Dorsal root-evoked stimulation of sensory afferents in the hemisected in vitro rat spinal cord produces reflex output, recorded on the ventral roots. Transient spinal 5-HT(2C) receptor activation induces a long-lasting facilitation of these reflexes (LLFR) by largely unknown mechanisms. Two Sprague-Dawley substrains were used to characterize network properties involved in this serotonin (5-HT) receptor-mediated reflex plasticity. Serotonin more easily produced LLFR in one substrain and a long-lasting depression of reflexes (LLDR) in the other. Interestingly, LLFR and LLDR were bidirectionally interconvertible using 5-HT(2A/2C) and 5-HT(1A) receptor agonists, respectively, regardless of substrain. LLFR was predominantly Abeta afferent fiber mediated, consistent with prominent 5-HT(2C) receptor expression in the Abeta fiber projection territories (deeper spinal laminae). Reflex facilitation involved an unmasking of polysynaptic pathways and an increased receptive field size. LLFR emerged even when reflexes were evoked three to five times/h, indicating an activity independent induction.
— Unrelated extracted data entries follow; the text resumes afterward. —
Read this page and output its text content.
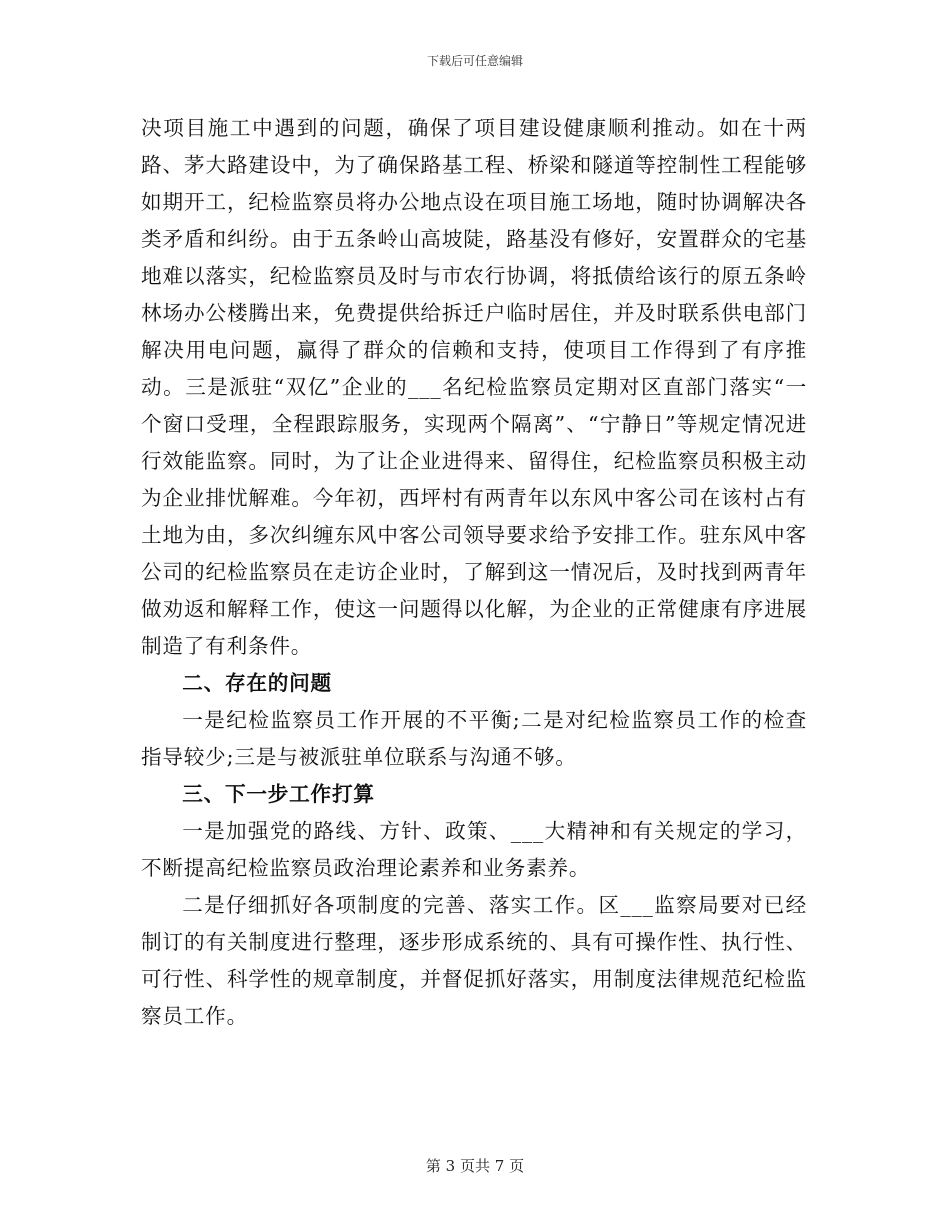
下载后可任意编辑

决项目施工中遇到的问题，确保了项目建设健康顺利推动。如在十两路、茅大路建设中，为了确保路基工程、桥梁和隧道等控制性工程能够如期开工，纪检监察员将办公地点设在项目施工场地，随时协调解决各类矛盾和纠纷。由于五条岭山高坡陡，路基没有修好，安置群众的宅基地难以落实，纪检监察员及时与市农行协调，将抵债给该行的原五条岭林场办公楼腾出来，免费提供给拆迁户临时居住，并及时联系供电部门解决用电问题，赢得了群众的信赖和支持，使项目工作得到了有序推动。三是派驻“双亿”企业的___名纪检监察员定期对区直部门落实“一个窗口受理，全程跟踪服务，实现两个隔离”、“宁静日”等规定情况进行效能监察。同时，为了让企业进得来、留得住，纪检监察员积极主动为企业排忧解难。今年初，西坪村有两青年以东风中客公司在该村占有土地为由，多次纠缠东风中客公司领导要求给予安排工作。驻东风中客公司的纪检监察员在走访企业时，了解到这一情况后，及时找到两青年做劝返和解释工作，使这一问题得以化解，为企业的正常健康有序进展制造了有利条件。

二、存在的问题

一是纪检监察员工作开展的不平衡;二是对纪检监察员工作的检查指导较少;三是与被派驻单位联系与沟通不够。

三、下一步工作打算

一是加强党的路线、方针、政策、___大精神和有关规定的学习，不断提高纪检监察员政治理论素养和业务素养。

二是仔细抓好各项制度的完善、落实工作。区___监察局要对已经制订的有关制度进行整理，逐步形成系统的、具有可操作性、执行性、可行性、科学性的规章制度，并督促抓好落实，用制度法律规范纪检监察员工作。

第 3 页共 7 页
Both the NMDA and AMPA/kainate receptor-mediated components of the reflex could be facilitated, and facilitation was dependent on 5-HT receptor activation alone, not on coincident reflex activation in the presence of 5-HT. Selective blockade of GABA(A) and/or glycine receptors also did not prevent reflex amplification and so are not required for LLFR. Indeed, a more robust response was seen after blockade of spinal inhibition, indicating that inhibitory processes serve to limit reflex amplification. Overall we demonstrate that the serotonergic system has the capacity to induce long-lasting bidirectional changes in reflex strength in a manner that is nonassociative and independent of evoked activity or activation of ionotropic excitatory and inhibitory receptors.